The Court has clarified the requirements in respect of complying with data subject access requests under the Data Protection Act 1998.
In the case of Holyoake v Candy and CPC Group Limited, the claimant alleged that the defendants had not carried out adequate searches in relation to his subject access requests, listing amongst the defendants’ alleged shortcomings the failure to search directors’ personal email accounts. The claimant also questioned the validity of the first defendant’s contention that legal professional privilege (LPP) applied to some of the data and that such data was therefore exempt from disclosure.
The defendants had originally refused to comply with the claimant’s subject access request on the basis that they did not consider it to have been made for a reason conforming with the purpose of the Data Protection Act and that in any event it would be disproportionate to carry out the extensive searches required. The defendants also asserted that some of the data would be obtained by Mr Holyoake in the litigation which Mr Holyoake and Hotblack Holdings Limited had brought against Mr Candy, CPC Group Limited and three of CPC’s directors. The defendants subsequently disclosed a limited number of documents in response to a narrowed version of the claimant’s original subject access request.

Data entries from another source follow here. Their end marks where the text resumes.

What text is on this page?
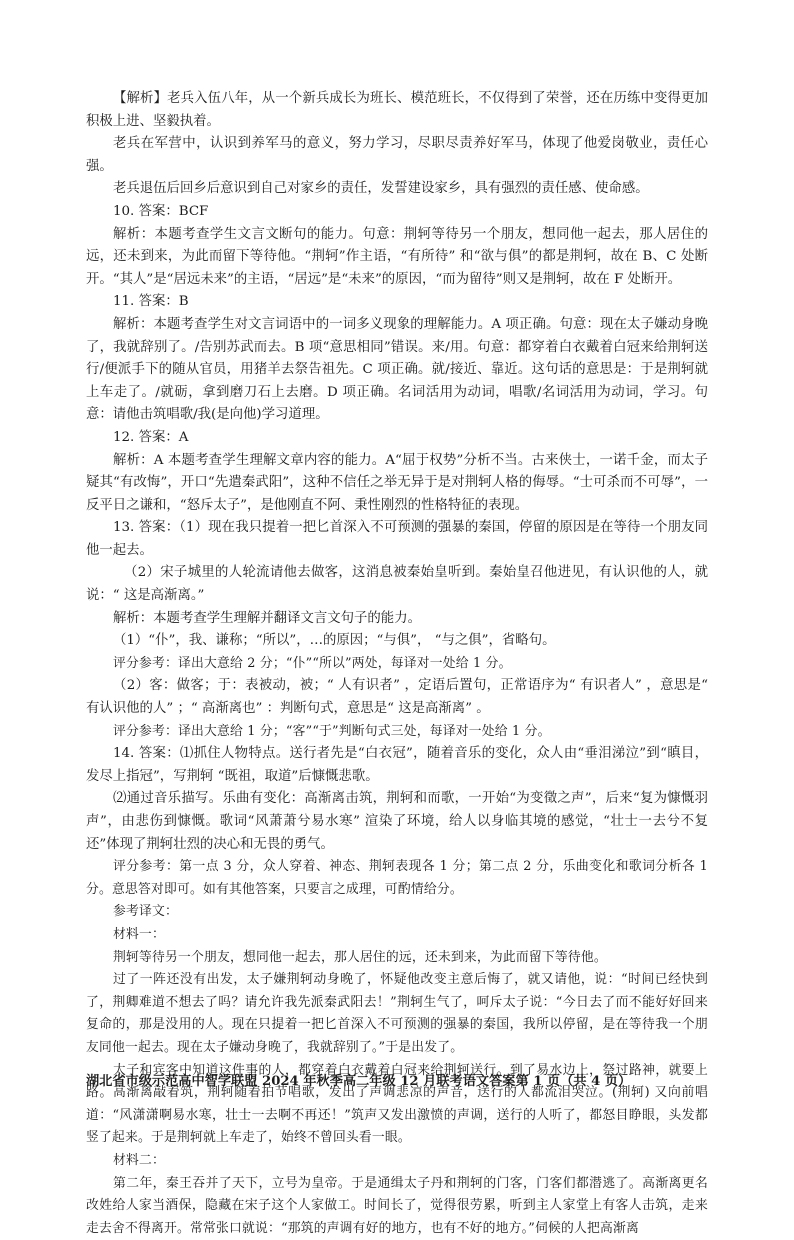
【解析】老兵入伍八年，从一个新兵成长为班长、模范班长，不仅得到了荣誉，还在历练中变得更加积极上进、坚毅执着。

老兵在军营中，认识到养军马的意义，努力学习，尽职尽责养好军马，体现了他爱岗敬业，责任心强。

老兵退伍后回乡后意识到自己对家乡的责任，发誓建设家乡，具有强烈的责任感、使命感。

10. 答案：BCF

解析：本题考查学生文言文断句的能力。句意：荆轲等待另一个朋友，想同他一起去，那人居住的远，还未到来，为此而留下等待他。“荆轲”作主语，“有所待” 和“欲与俱”的都是荆轲，故在 B、C 处断开。“其人”是“居远未来”的主语，“居远”是“未来”的原因，“而为留待”则又是荆轲，故在 F 处断开。

11. 答案：B

解析：本题考查学生对文言词语中的一词多义现象的理解能力。A 项正确。句意：现在太子嫌动身晚了，我就辞别了。/告别苏武而去。B 项“意思相同”错误。来/用。句意：都穿着白衣戴着白冠来给荆轲送行/便派手下的随从官员，用猪羊去祭告祖先。C 项正确。就/接近、靠近。这句话的意思是：于是荆轲就上车走了。/就砺，拿到磨刀石上去磨。D 项正确。名词活用为动词，唱歌/名词活用为动词，学习。句意：请他击筑唱歌/我(是向他)学习道理。

12. 答案：A

解析：A 本题考查学生理解文章内容的能力。A“屈于权势”分析不当。古来侠士，一诺千金，而太子疑其“有改悔”，开口“先遣秦武阳”，这种不信任之举无异于是对荆轲人格的侮辱。“士可杀而不可辱”，一反平日之谦和，“怒斥太子”，是他刚直不阿、秉性刚烈的性格特征的表现。

13. 答案：（1）现在我只提着一把匕首深入不可预测的强暴的秦国，停留的原因是在等待一个朋友同他一起去。

（2）宋子城里的人轮流请他去做客，这消息被秦始皇听到。秦始皇召他进见，有认识他的人，就说：“ 这是高渐离。”

解析：本题考查学生理解并翻译文言文句子的能力。

（1）“仆”，我、谦称；“所以”，…的原因；“与俱”， “与之俱”，省略句。

评分参考：译出大意给 2 分；“仆”“所以”两处，每译对一处给 1 分。

（2）客：做客；于：表被动，被；“ 人有识者” ，定语后置句，正常语序为“ 有识者人” ，意思是“ 有认识他的人” ；“ 高渐离也” ：判断句式，意思是“ 这是高渐离” 。

评分参考：译出大意给 1 分；“客”“于”判断句式三处，每译对一处给 1 分。

14. 答案：⑴抓住人物特点。送行者先是“白衣冠”，随着音乐的变化，众人由“垂泪涕泣”到“瞋目，发尽上指冠”，写荆轲 “既祖，取道”后慷慨悲歌。

⑵通过音乐描写。乐曲有变化：高渐离击筑，荆轲和而歌，一开始“为变徵之声”，后来“复为慷慨羽声”，由悲伤到慷慨。歌词“风萧萧兮易水寒” 渲染了环境，给人以身临其境的感觉，“壮士一去兮不复还”体现了荆轲壮烈的决心和无畏的勇气。

评分参考：第一点 3 分，众人穿着、神态、荆轲表现各 1 分；第二点 2 分，乐曲变化和歌词分析各 1 分。意思答对即可。如有其他答案，只要言之成理，可酌情给分。

参考译文：

材料一：

荆轲等待另一个朋友，想同他一起去，那人居住的远，还未到来，为此而留下等待他。

过了一阵还没有出发，太子嫌荆轲动身晚了，怀疑他改变主意后悔了，就又请他，说：“时间已经快到了，荆卿难道不想去了吗？请允许我先派秦武阳去！”荆轲生气了，呵斥太子说：“今日去了而不能好好回来复命的，那是没用的人。现在只提着一把匕首深入不可预测的强暴的秦国，我所以停留，是在等待我一个朋友同他一起去。现在太子嫌动身晚了，我就辞别了。”于是出发了。

太子和宾客中知道这件事的人，都穿着白衣戴着白冠来给荆轲送行。到了易水边上，祭过路神，就要上路。高渐离敲着筑，荆轲随着拍节唱歌，发出了声调悲凉的声音，送行的人都流泪哭泣。(荆轲) 又向前唱道：“风潇潇啊易水寒，壮士一去啊不再还！”筑声又发出激愤的声调，送行的人听了，都怒目睁眼，头发都竖了起来。于是荆轲就上车走了，始终不曾回头看一眼。

材料二：

第二年，秦王吞并了天下，立号为皇帝。于是通缉太子丹和荆轲的门客，门客们都潜逃了。高渐离更名改姓给人家当酒保，隐藏在宋子这个人家做工。时间长了，觉得很劳累，听到主人家堂上有客人击筑，走来走去舍不得离开。常常张口就说：“那筑的声调有好的地方，也有不好的地方。”伺候的人把高渐离

湖北省市级示范高中智学联盟 2024 年秋季高二年级 12 月联考语文答案第 1 页（共 4 页）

The judge held that a data controller’s obligation to carry out a search is to be limited to what is proportionate and reasonable. He rejected the claimant’s allegation that the search was not proportionate because searches were limited, except in the case of the first defendant, Mr Candy, to corporate email accounts and not personal ones. Whilst a company director who has used a personal email account for corporate business may owe the company a duty to allow access to that account, the company is not obliged to ask directors whether they have used their personal email accounts for business purposes unless there is some sufficient reason to do so. The judge held that, as the defendants’ searches were reasonable and proportionate, there was no basis on which to require the defendants to carry out further searches, as the claimant had wished.
The judge also upheld Mr Candy’s reliance on the LPP exemption. Mr Holyoake had suggested this exemption should not apply, either because any surveillance of him by the defendants was tainted by criminal conduct and/or because these activities resulted in an unjustified interference with his fundamental right to privacy. The judge held that a speculative case that documents may involve or evidence “iniquity” (which the courts define for these purposes as including criminal conduct) is insufficient to displace legal professional privilege. The test is whether there is a “strong prima facie case” of iniquity and this was not held to be the case here. The judge also declined Mr Holyoake’s request that he read the material filed by Mr Candy to consider whether the exemption claimed ought to apply, stating that the Court would review documents covered by legal professional privilege “only as a last resort”.
The defendants’ arguments that much of the data sought by Mr Holyoake would be disclosed in litigation proceedings, within the protection of CPR 31, is particularly timely given the pending judgments from the Court of Appeal on the question of whether it is an abuse to seek to use a subject access request in order to facilitate disclosure in other legal proceedings.